Sabe quando você passa os olhos em uma notícia e tem que ler duas, três vezes para acreditar? Isso acontece muito comigo e com os comentários de internet, mas desta vez se passou com um artigo que explicava um fenômeno em ascensão nos Estados Unidos (mas não só lá). É o Thigh Gap, a obsessão que as garotas por lá estão em adquirir, além de uma barriga chapada e um tamanho 34, um espaço entre as coxas.
Mulheres muito magras às vezes têm um vão entre as pernas, sabe? Por conta das coxas mais finas, cria-se um espaço ali, que algumas mulheres têm, outras não. Normal, cada um tem uma estrutura corporal, um peso, um desenho que só lhe diz respeito ou assim deveria ser. Mas a gente vive em um mundo em que o tamanho que você veste diz respeito a quem bem quiser te atacar. E eles sempre vão querer. E agora nós tomamos para nós mesmas mais uma pressão do mundo da beleza: o vão entre as coxas.
Não, aparentemente não bastam os poucos quilos, a pele perfeita, o cabelo liso e loiro, os olhos claros e amendoados, as unhas grandes e sempre pintadas, as sobrancelhas feitas, os pelos aparados, as rugas ausentes, a pele branca (não esqueçam desta, por favor), o nariz fino. Não bastam os cremes, esmaltes, maquiagens que consumimos e compramos todos os dias. Não, porque afinal de contas sempre podemos ser um pouco mais escravizadas pelo mundo. Então, que tal nos fazerem cada vez mais infelizes procurando um padrão irreal que agora dita que devemos não apenas ser magras, mas ter ainda uma porra de um vão entre as coxas? Um vão, aliás, que os médicos já estão alertando, é uma questão de estrutura óssea, e a maior parte das mulheres nunca vai conseguir alcançar.
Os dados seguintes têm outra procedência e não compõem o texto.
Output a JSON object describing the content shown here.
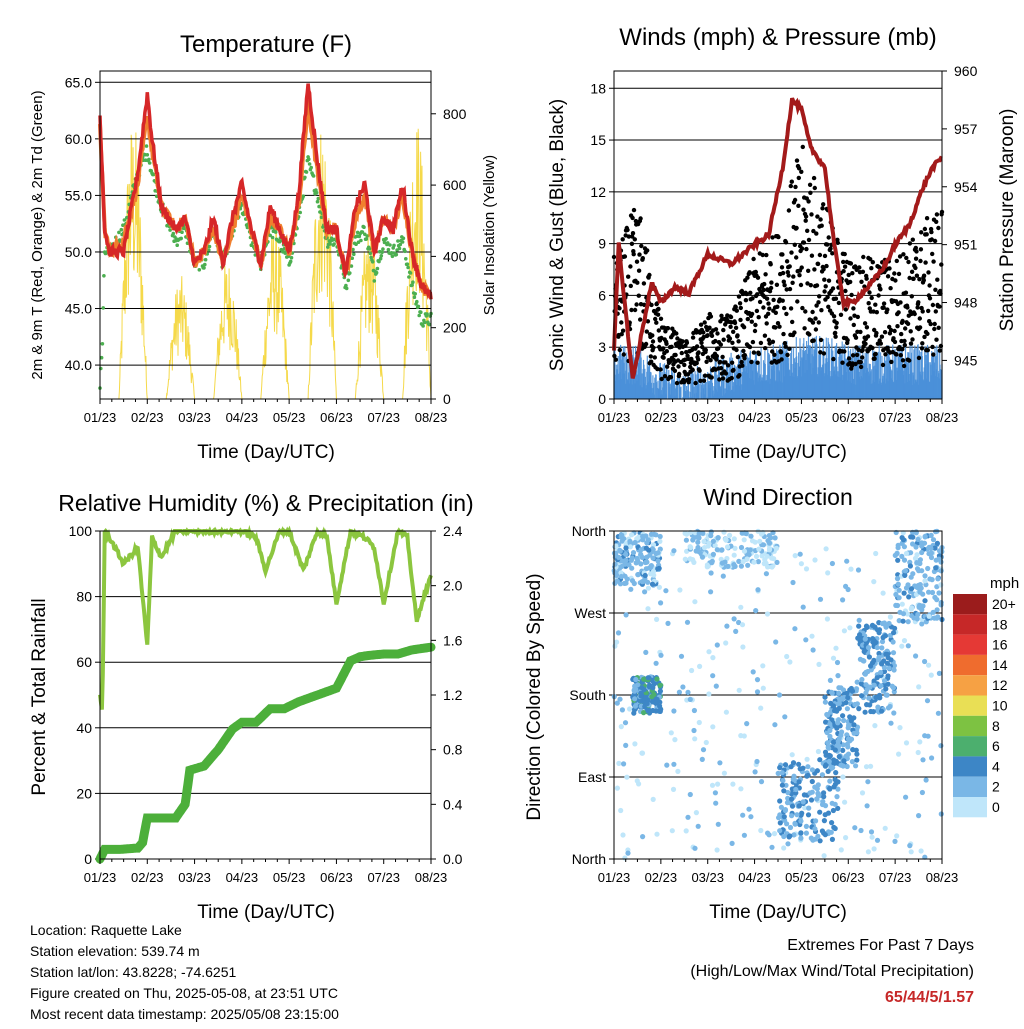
{
  "panels": {
    "temperature": {
      "title": "Temperature (F)",
      "ylabel_left": "2m & 9m T (Red, Orange) & 2m Td (Green)",
      "ylabel_right": "Solar Insolation (Yellow)",
      "xlabel": "Time (Day/UTC)"
    },
    "winds": {
      "title": "Winds (mph) & Pressure (mb)",
      "ylabel_left": "Sonic Wind & Gust (Blue, Black)",
      "ylabel_right": "Station Pressure (Maroon)",
      "xlabel": "Time (Day/UTC)"
    },
    "humidity": {
      "title": "Relative Humidity (%) & Precipitation (in)",
      "ylabel_left": "Percent & Total Rainfall",
      "xlabel": "Time (Day/UTC)"
    },
    "direction": {
      "title": "Wind Direction",
      "ylabel_left": "Direction (Colored By Speed)",
      "xlabel": "Time (Day/UTC)",
      "legend_title": "mph"
    }
  },
  "footer": {
    "location": "Location: Raquette Lake",
    "elevation": "Station elevation: 539.74 m",
    "latlon": "Station lat/lon: 43.8228; -74.6251",
    "created": "Figure created on Thu, 2025-05-08, at 23:51 UTC",
    "recent": "Most recent data timestamp: 2025/05/08 23:15:00",
    "extremes_title": "Extremes For Past 7 Days",
    "extremes_sub": "(High/Low/Max Wind/Total Precipitation)",
    "extremes_value": "65/44/5/1.57"
  },
  "colors": {
    "temp2m": "#d62728",
    "temp9m": "#f07f2e",
    "dewpoint": "#4caf50",
    "solar": "#f5d94a",
    "wind": "#4a90d9",
    "gust": "#000000",
    "pressure": "#a31a1a",
    "rh": "#8cc63f",
    "precip": "#4caf3a"
  },
  "chart_data": [
    {
      "id": "temperature",
      "type": "line",
      "title": "Temperature (F)",
      "xlabel": "Time (Day/UTC)",
      "ylabel": "2m & 9m T (Red, Orange) & 2m Td (Green)",
      "ylabel_right": "Solar Insolation (Yellow)",
      "x_ticks": [
        "01/23",
        "02/23",
        "03/23",
        "04/23",
        "05/23",
        "06/23",
        "07/23",
        "08/23"
      ],
      "xlim": [
        0,
        7
      ],
      "ylim": [
        37,
        66
      ],
      "y_ticks": [
        40.0,
        45.0,
        50.0,
        55.0,
        60.0,
        65.0
      ],
      "y_tick_labels": [
        "40.0",
        "45.0",
        "50.0",
        "55.0",
        "60.0",
        "65.0"
      ],
      "ylim_right": [
        0,
        920
      ],
      "y_ticks_right": [
        0,
        200,
        400,
        600,
        800
      ],
      "series": [
        {
          "name": "2m T",
          "color": "#d62728",
          "x": [
            0,
            0.1,
            0.2,
            0.5,
            0.8,
            1.0,
            1.1,
            1.3,
            1.6,
            1.8,
            2.0,
            2.2,
            2.4,
            2.6,
            2.8,
            3.0,
            3.2,
            3.4,
            3.6,
            3.8,
            4.0,
            4.2,
            4.4,
            4.6,
            4.8,
            5.0,
            5.2,
            5.4,
            5.6,
            5.8,
            6.0,
            6.2,
            6.4,
            6.6,
            6.8,
            7.0
          ],
          "y": [
            62,
            52,
            50,
            50,
            57,
            64,
            60,
            54,
            52,
            53,
            49,
            50,
            53,
            49,
            53,
            56,
            52,
            49,
            54,
            52,
            50,
            55,
            65,
            58,
            52,
            52,
            48,
            54,
            56,
            50,
            53,
            52,
            56,
            50,
            47,
            46
          ]
        },
        {
          "name": "9m T",
          "color": "#f07f2e",
          "x": [
            0,
            0.1,
            0.2,
            0.5,
            0.8,
            1.0,
            1.1,
            1.3,
            1.6,
            1.8,
            2.0,
            2.2,
            2.4,
            2.6,
            2.8,
            3.0,
            3.2,
            3.4,
            3.6,
            3.8,
            4.0,
            4.2,
            4.4,
            4.6,
            4.8,
            5.0,
            5.2,
            5.4,
            5.6,
            5.8,
            6.0,
            6.2,
            6.4,
            6.6,
            6.8,
            7.0
          ],
          "y": [
            61,
            52,
            50,
            51,
            56,
            62,
            59,
            54,
            52,
            53,
            49,
            50,
            52,
            49,
            52,
            55,
            52,
            49,
            53,
            52,
            50,
            54,
            63,
            57,
            52,
            52,
            48,
            53,
            55,
            50,
            53,
            52,
            55,
            50,
            47,
            46
          ]
        },
        {
          "name": "2m Td",
          "color": "#4caf50",
          "x": [
            0,
            0.05,
            0.1,
            0.2,
            0.5,
            0.8,
            1.0,
            1.1,
            1.3,
            1.6,
            1.8,
            2.0,
            2.2,
            2.4,
            2.6,
            2.8,
            3.0,
            3.2,
            3.4,
            3.6,
            3.8,
            4.0,
            4.2,
            4.4,
            4.6,
            4.8,
            5.0,
            5.2,
            5.4,
            5.6,
            5.8,
            6.0,
            6.2,
            6.4,
            6.6,
            6.8,
            7.0
          ],
          "y": [
            38,
            42,
            50,
            50,
            52,
            57,
            59,
            57,
            54,
            51,
            52,
            49,
            49,
            52,
            49,
            52,
            54,
            51,
            49,
            52,
            51,
            49,
            53,
            58,
            55,
            51,
            51,
            47,
            51,
            52,
            48,
            51,
            50,
            51,
            47,
            44,
            44
          ]
        }
      ],
      "solar_series": {
        "name": "Solar Insolation",
        "color": "#f5d94a",
        "day_centers": [
          0.7,
          1.7,
          2.7,
          3.7,
          4.7,
          5.7,
          6.7
        ],
        "peaks": [
          800,
          350,
          400,
          500,
          800,
          500,
          800
        ]
      }
    },
    {
      "id": "winds",
      "type": "scatter",
      "title": "Winds (mph) & Pressure (mb)",
      "xlabel": "Time (Day/UTC)",
      "ylabel": "Sonic Wind & Gust (Blue, Black)",
      "ylabel_right": "Station Pressure (Maroon)",
      "x_ticks": [
        "01/23",
        "02/23",
        "03/23",
        "04/23",
        "05/23",
        "06/23",
        "07/23",
        "08/23"
      ],
      "xlim": [
        0,
        7
      ],
      "ylim": [
        0,
        19
      ],
      "y_ticks": [
        0,
        3,
        6,
        9,
        12,
        15,
        18
      ],
      "ylim_right": [
        943,
        960
      ],
      "y_ticks_right": [
        945,
        948,
        951,
        954,
        957,
        960
      ],
      "series": [
        {
          "name": "Sonic Wind",
          "color": "#4a90d9",
          "x": [
            0,
            0.5,
            1.0,
            1.5,
            2.0,
            2.5,
            3.0,
            3.5,
            4.0,
            4.5,
            5.0,
            5.5,
            6.0,
            6.5,
            7.0
          ],
          "y": [
            2,
            2,
            1,
            0.5,
            1,
            1.5,
            2,
            2,
            2.5,
            2.5,
            2,
            2,
            2,
            2,
            2
          ]
        },
        {
          "name": "Gust",
          "color": "#000000",
          "x": [
            0,
            0.5,
            1.0,
            1.5,
            2.0,
            2.5,
            3.0,
            3.5,
            4.0,
            4.5,
            5.0,
            5.5,
            6.0,
            6.5,
            7.0
          ],
          "y": [
            5,
            7,
            3,
            2,
            3,
            3,
            5,
            6,
            9,
            7,
            5,
            5,
            5,
            6,
            7
          ]
        },
        {
          "name": "Station Pressure",
          "color": "#a31a1a",
          "x": [
            0,
            0.1,
            0.4,
            0.8,
            1.0,
            1.3,
            1.6,
            2.0,
            2.5,
            3.0,
            3.3,
            3.6,
            3.8,
            4.0,
            4.2,
            4.5,
            4.7,
            4.9,
            5.1,
            5.3,
            5.5,
            5.8,
            6.0,
            6.3,
            6.6,
            6.8,
            7.0
          ],
          "y": [
            945.5,
            951,
            944,
            949,
            948,
            948.8,
            948.5,
            950.5,
            950,
            951,
            951.5,
            955,
            958.5,
            958,
            956,
            955,
            951,
            948,
            948,
            948.5,
            949,
            950,
            951,
            952,
            954,
            955,
            955.5
          ]
        }
      ]
    },
    {
      "id": "humidity",
      "type": "line",
      "title": "Relative Humidity (%) & Precipitation (in)",
      "xlabel": "Time (Day/UTC)",
      "ylabel": "Percent & Total Rainfall",
      "x_ticks": [
        "01/23",
        "02/23",
        "03/23",
        "04/23",
        "05/23",
        "06/23",
        "07/23",
        "08/23"
      ],
      "xlim": [
        0,
        7
      ],
      "ylim": [
        0,
        100
      ],
      "y_ticks": [
        0,
        20,
        40,
        60,
        80,
        100
      ],
      "ylim_right": [
        0,
        2.4
      ],
      "y_ticks_right": [
        0.0,
        0.4,
        0.8,
        1.2,
        1.6,
        2.0,
        2.4
      ],
      "y_tick_labels_right": [
        "0.0",
        "0.4",
        "0.8",
        "1.2",
        "1.6",
        "2.0",
        "2.4"
      ],
      "series": [
        {
          "name": "Relative Humidity",
          "color": "#8cc63f",
          "x": [
            0,
            0.05,
            0.1,
            0.2,
            0.5,
            0.8,
            1.0,
            1.1,
            1.3,
            1.6,
            2.0,
            2.5,
            3.0,
            3.3,
            3.5,
            3.8,
            4.0,
            4.3,
            4.6,
            4.8,
            5.0,
            5.3,
            5.6,
            5.8,
            6.0,
            6.3,
            6.5,
            6.7,
            6.8,
            7.0
          ],
          "y": [
            50,
            45,
            100,
            98,
            90,
            95,
            65,
            98,
            92,
            100,
            100,
            100,
            100,
            98,
            88,
            100,
            100,
            88,
            100,
            98,
            78,
            100,
            98,
            95,
            78,
            100,
            98,
            72,
            78,
            86
          ]
        },
        {
          "name": "Total Rainfall",
          "color": "#4caf3a",
          "x": [
            0,
            0.1,
            0.4,
            0.8,
            0.9,
            1.0,
            1.2,
            1.6,
            1.8,
            1.9,
            2.2,
            2.5,
            2.8,
            3.0,
            3.3,
            3.6,
            3.9,
            4.2,
            4.6,
            5.0,
            5.3,
            5.5,
            5.7,
            6.0,
            6.3,
            6.6,
            6.8,
            7.0
          ],
          "y": [
            0.0,
            0.07,
            0.07,
            0.08,
            0.12,
            0.3,
            0.3,
            0.3,
            0.4,
            0.65,
            0.68,
            0.8,
            0.95,
            1.0,
            1.0,
            1.1,
            1.1,
            1.15,
            1.2,
            1.25,
            1.45,
            1.48,
            1.49,
            1.5,
            1.5,
            1.53,
            1.54,
            1.55
          ]
        }
      ]
    },
    {
      "id": "direction",
      "type": "scatter",
      "title": "Wind Direction",
      "xlabel": "Time (Day/UTC)",
      "ylabel": "Direction (Colored By Speed)",
      "x_ticks": [
        "01/23",
        "02/23",
        "03/23",
        "04/23",
        "05/23",
        "06/23",
        "07/23",
        "08/23"
      ],
      "xlim": [
        0,
        7
      ],
      "y_ticks": [
        "North",
        "East",
        "South",
        "West",
        "North"
      ],
      "ylim": [
        0,
        360
      ],
      "legend": {
        "title": "mph",
        "placement": "right",
        "labels": [
          "20+",
          "18",
          "16",
          "14",
          "12",
          "10",
          "8",
          "6",
          "4",
          "2",
          "0"
        ],
        "colors": [
          "#9b1c1c",
          "#c62828",
          "#e53935",
          "#ef6c2e",
          "#f6a144",
          "#e9df55",
          "#7dc242",
          "#4caf6e",
          "#3d86c6",
          "#7ab7e6",
          "#bfe6fa"
        ]
      },
      "clusters": [
        {
          "x_range": [
            0,
            1.0
          ],
          "dir_range": [
            300,
            360
          ],
          "speed": 2
        },
        {
          "x_range": [
            0.4,
            1.0
          ],
          "dir_range": [
            160,
            200
          ],
          "speed": 4
        },
        {
          "x_range": [
            1.5,
            3.5
          ],
          "dir_range": [
            320,
            360
          ],
          "speed": 1
        },
        {
          "x_range": [
            3.5,
            4.8
          ],
          "dir_range": [
            20,
            110
          ],
          "speed": 3
        },
        {
          "x_range": [
            4.5,
            5.2
          ],
          "dir_range": [
            100,
            190
          ],
          "speed": 3
        },
        {
          "x_range": [
            5.2,
            6.0
          ],
          "dir_range": [
            160,
            260
          ],
          "speed": 3
        },
        {
          "x_range": [
            6.0,
            7.0
          ],
          "dir_range": [
            260,
            360
          ],
          "speed": 2
        }
      ]
    }
  ]
}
É mais um argumento a favor daqueles que, como eu, continuam batendo infinitamente na tecla de que, não, não vivemos apenas na ditadura da saúde. O mundo não quer que sejamos mais saudáveis. Ter saúde é importantíssimo e cada um corre atrás da sua. Toda pessoa acima do peso sabe, no entanto, que é muito mais difícil cuidar da saúde física quando a mental é atacada constantemente por mensagens que teimam em mostrar para cada uma de nós o quanto nós somos insuficientes. O quanto cada esforço para se enquadrar no que querem da gente é inútil, porque sempre vão querer mais. Engraçado como uma mulher pode ser a mais bem sucedida de sua comunidade, que ela ainda vai ser xingada se não se encaixar nos padrões estéticos daquele mesmo círculo social. Além disso, o que nunca é dito é que magreza não é sinônimo de saúde. Eu bem sei, sempre fui muito mais saudável – recebo parabéns do meu médico em cada consulta – que muitos amigos bem mais leves do que eu.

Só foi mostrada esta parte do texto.